Foi quase há onze anos, no GP do Bahrein que Nico Rosberg se estreou na F1. Recordamos o que o AutoSport escreveu na altura.
“Mas é o Keke outra vez?” O comentário ouvido a meio do GP do Bahrein tem de ser entendido como um grande elogio para o jovem Nico Rosberg, claramente o melhor dos três estreantes e uma das grandes vedetas da corrida do Bahrein. Apesar dum erro na primeira curva, onde tocou em Heidfeld, caindo para a última posição depois duma paragem nas boxes, o jovem piloto da Williams atacou nas restantes 56 voltas como se estivesse ainda ao volante dum Fórmula BMW, ganhando posições sobre posições, com as suas ultrapassagens a terem a marca dum veterano quando, afinal, estava a efetuar o primeiro GP da sua carreira.
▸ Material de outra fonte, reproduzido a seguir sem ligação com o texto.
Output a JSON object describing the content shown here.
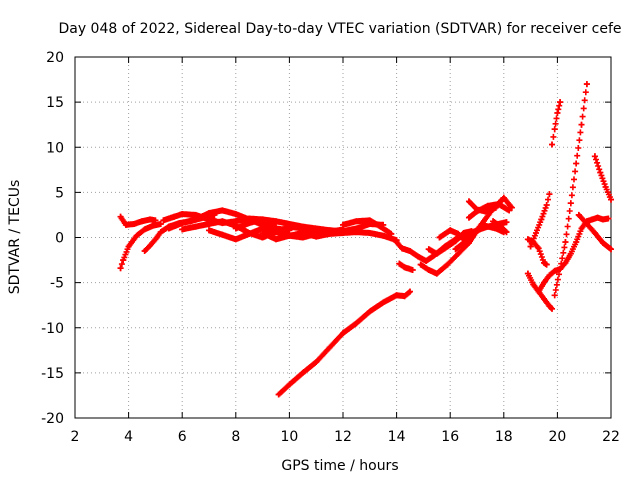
{
  "chart_data": {
    "type": "scatter",
    "title": "Day 048 of 2022, Sidereal Day-to-day VTEC variation (SDTVAR) for receiver cefe",
    "xlabel": "GPS time / hours",
    "ylabel": "SDTVAR / TECUs",
    "xlim": [
      2,
      22
    ],
    "ylim": [
      -20,
      20
    ],
    "xticks": [
      "2",
      "4",
      "6",
      "8",
      "10",
      "12",
      "14",
      "16",
      "18",
      "20",
      "22"
    ],
    "yticks": [
      "-20",
      "-15",
      "-10",
      "-5",
      "0",
      "5",
      "10",
      "15",
      "20"
    ],
    "grid": true,
    "marker": "+",
    "color": "#ff0000",
    "series": [
      {
        "name": "s1",
        "x": [
          3.7,
          3.8,
          4.0,
          4.3,
          4.6,
          4.9,
          5.2
        ],
        "y": [
          -3.4,
          -2.5,
          -1.0,
          0.2,
          0.9,
          1.3,
          1.5
        ]
      },
      {
        "name": "s2",
        "x": [
          3.7,
          3.9,
          4.2,
          4.5,
          4.8,
          5.0
        ],
        "y": [
          2.3,
          1.4,
          1.5,
          1.8,
          2.0,
          1.9
        ]
      },
      {
        "name": "s3",
        "x": [
          4.6,
          4.8,
          5.0,
          5.2,
          5.5,
          5.9,
          6.3,
          6.8,
          7.2
        ],
        "y": [
          -1.5,
          -0.9,
          -0.2,
          0.6,
          1.2,
          1.6,
          1.8,
          2.2,
          2.5
        ]
      },
      {
        "name": "s4",
        "x": [
          5.3,
          5.7,
          6.0,
          6.5,
          7.0,
          7.5,
          8.0,
          8.5,
          9.0,
          9.5
        ],
        "y": [
          1.9,
          2.3,
          2.6,
          2.5,
          2.0,
          1.6,
          1.8,
          2.1,
          2.0,
          1.6
        ]
      },
      {
        "name": "s5",
        "x": [
          5.5,
          6.0,
          6.5,
          7.0,
          7.5,
          8.0,
          8.5,
          9.0,
          9.5,
          10.0
        ],
        "y": [
          1.0,
          1.6,
          2.0,
          2.7,
          3.0,
          2.6,
          2.0,
          1.4,
          1.0,
          0.8
        ]
      },
      {
        "name": "s6",
        "x": [
          6.0,
          6.5,
          7.0,
          7.5,
          8.0,
          8.5,
          9.0,
          9.5,
          10.0,
          10.5,
          11.0
        ],
        "y": [
          0.9,
          1.2,
          1.5,
          1.8,
          1.3,
          0.5,
          0.0,
          0.6,
          1.2,
          1.0,
          0.6
        ]
      },
      {
        "name": "s7",
        "x": [
          7.0,
          7.5,
          8.0,
          8.5,
          9.0,
          9.5,
          10.0,
          10.5,
          11.0,
          11.5,
          12.0
        ],
        "y": [
          0.8,
          0.3,
          -0.2,
          0.4,
          1.0,
          0.6,
          0.2,
          0.0,
          0.4,
          0.6,
          0.9
        ]
      },
      {
        "name": "s8",
        "x": [
          8.0,
          8.5,
          9.0,
          9.5,
          10.0,
          10.5,
          11.0,
          11.5,
          12.0,
          12.5,
          13.0,
          13.5
        ],
        "y": [
          1.0,
          1.6,
          2.0,
          1.8,
          1.5,
          1.2,
          1.0,
          0.8,
          0.7,
          1.0,
          1.5,
          1.4
        ]
      },
      {
        "name": "s9",
        "x": [
          9.0,
          9.5,
          10.0,
          10.5,
          11.0,
          11.5,
          12.0,
          12.5,
          13.0,
          13.5,
          14.0
        ],
        "y": [
          0.5,
          -0.2,
          0.2,
          0.5,
          0.1,
          0.4,
          0.5,
          0.6,
          0.5,
          0.2,
          -0.3
        ]
      },
      {
        "name": "s10",
        "x": [
          9.6,
          10.0,
          10.5,
          11.0,
          11.5,
          12.0,
          12.5,
          13.0,
          13.5,
          14.0,
          14.3,
          14.5
        ],
        "y": [
          -17.4,
          -16.3,
          -15.0,
          -13.8,
          -12.2,
          -10.6,
          -9.5,
          -8.2,
          -7.2,
          -6.4,
          -6.5,
          -6.0
        ]
      },
      {
        "name": "s11",
        "x": [
          12.0,
          12.5,
          13.0,
          13.4,
          13.8
        ],
        "y": [
          1.4,
          1.8,
          1.9,
          1.2,
          0.4
        ]
      },
      {
        "name": "s12",
        "x": [
          14.0,
          14.2,
          14.5,
          14.8,
          15.1,
          15.4,
          15.8,
          16.2,
          16.6,
          17.0,
          17.4,
          17.8,
          18.1
        ],
        "y": [
          -0.5,
          -1.2,
          -1.5,
          -2.1,
          -2.6,
          -2.0,
          -1.0,
          -0.2,
          0.3,
          0.8,
          1.2,
          1.5,
          1.7
        ]
      },
      {
        "name": "s13",
        "x": [
          14.1,
          14.3,
          14.6
        ],
        "y": [
          -2.9,
          -3.3,
          -3.6
        ]
      },
      {
        "name": "s14",
        "x": [
          14.9,
          15.2,
          15.5,
          15.9,
          16.3,
          16.7,
          17.1,
          17.5,
          17.9
        ],
        "y": [
          -3.0,
          -3.6,
          -4.0,
          -3.0,
          -1.8,
          -0.6,
          1.2,
          2.8,
          4.1
        ]
      },
      {
        "name": "s15",
        "x": [
          15.2,
          15.5,
          15.8,
          16.2,
          16.5,
          16.8
        ],
        "y": [
          -1.3,
          -1.8,
          -1.2,
          -0.4,
          0.5,
          0.7
        ]
      },
      {
        "name": "s16",
        "x": [
          15.6,
          16.0,
          16.3,
          16.6
        ],
        "y": [
          0.0,
          0.8,
          0.4,
          -0.5
        ]
      },
      {
        "name": "s17",
        "x": [
          16.2,
          16.5,
          16.9,
          17.3,
          17.7,
          18.0
        ],
        "y": [
          -1.3,
          -0.6,
          0.5,
          1.3,
          1.0,
          0.6
        ]
      },
      {
        "name": "s18",
        "x": [
          16.7,
          17.0,
          17.3,
          17.7,
          18.0,
          18.3
        ],
        "y": [
          4.0,
          3.1,
          2.9,
          3.3,
          4.4,
          3.3
        ]
      },
      {
        "name": "s19",
        "x": [
          16.7,
          17.0,
          17.4,
          17.8,
          18.2
        ],
        "y": [
          2.2,
          2.9,
          3.5,
          3.7,
          3.0
        ]
      },
      {
        "name": "s20",
        "x": [
          17.6,
          17.9,
          18.1
        ],
        "y": [
          1.8,
          1.2,
          0.6
        ]
      },
      {
        "name": "s21",
        "x": [
          18.9,
          19.1,
          19.3,
          19.5,
          19.6
        ],
        "y": [
          -0.2,
          -0.5,
          -1.2,
          -2.8,
          -3.0
        ]
      },
      {
        "name": "s22",
        "x": [
          18.9,
          19.1,
          19.3,
          19.5,
          19.7,
          19.8
        ],
        "y": [
          -4.0,
          -5.2,
          -6.0,
          -6.8,
          -7.6,
          -7.9
        ]
      },
      {
        "name": "s23",
        "x": [
          19.0,
          19.2,
          19.4,
          19.6,
          19.7
        ],
        "y": [
          -1.0,
          0.5,
          2.0,
          3.6,
          4.8
        ]
      },
      {
        "name": "s24",
        "x": [
          19.3,
          19.5,
          19.7,
          19.9,
          20.1,
          20.3,
          20.5,
          20.7,
          20.9,
          21.1,
          21.3,
          21.5,
          21.7,
          21.9
        ],
        "y": [
          -6.0,
          -5.0,
          -4.2,
          -3.7,
          -3.5,
          -2.8,
          -1.8,
          -0.5,
          1.0,
          1.8,
          2.0,
          2.2,
          2.0,
          2.1
        ]
      },
      {
        "name": "s25",
        "x": [
          19.8,
          19.9,
          20.0,
          20.1
        ],
        "y": [
          10.3,
          12.0,
          13.8,
          15.0
        ]
      },
      {
        "name": "s26",
        "x": [
          19.9,
          20.1,
          20.3,
          20.5,
          20.7,
          20.9,
          21.1
        ],
        "y": [
          -6.4,
          -3.5,
          -0.5,
          3.8,
          8.2,
          12.5,
          17.0
        ]
      },
      {
        "name": "s27",
        "x": [
          20.8,
          21.1,
          21.4,
          21.7,
          22.0
        ],
        "y": [
          2.5,
          1.5,
          0.5,
          -0.6,
          -1.3
        ]
      },
      {
        "name": "s28",
        "x": [
          21.4,
          21.6,
          21.8,
          22.0
        ],
        "y": [
          9.0,
          7.2,
          5.6,
          4.2
        ]
      }
    ]
  }
}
Ralf Schumacher, Nick Heidfeld, David Coulthard e Christian Klien foram algumas das suas vitimas mais notáveis, mas todos se inclinaram face ao jovem piloto alemão, que completou o seu sétimo lugar com uma espetacular volta mais rápida da corrida. Coisa que um estreante já não conseguia há dez anos, desde que Jacques Villeneuve efetuou o seu primeiro Grande Prémio, também com a Williams, em Melbourne/96. Não admira, por isso, que Rosberg estivesse feliz no final da corrida: “Diverti- me imenso durante a prova e o resultado final foi bom. Pena aquele toque com o Heidfeld, que não me deu o espaço que eu esperava, mas dai para a frente foi sempre a ultrapassar. Adorei as diversas batalhas, mas aquela com o Coulthard foi a mais divertida de todas.” O pai Rosberg também era a imagem da felicidade, “porque agora já ninguém duvida que ele tem um grande talento e também que está na equipa certa para continuar a crescer muito depressa. Estou orgulhoso daquilo que o Nico conseguiu.”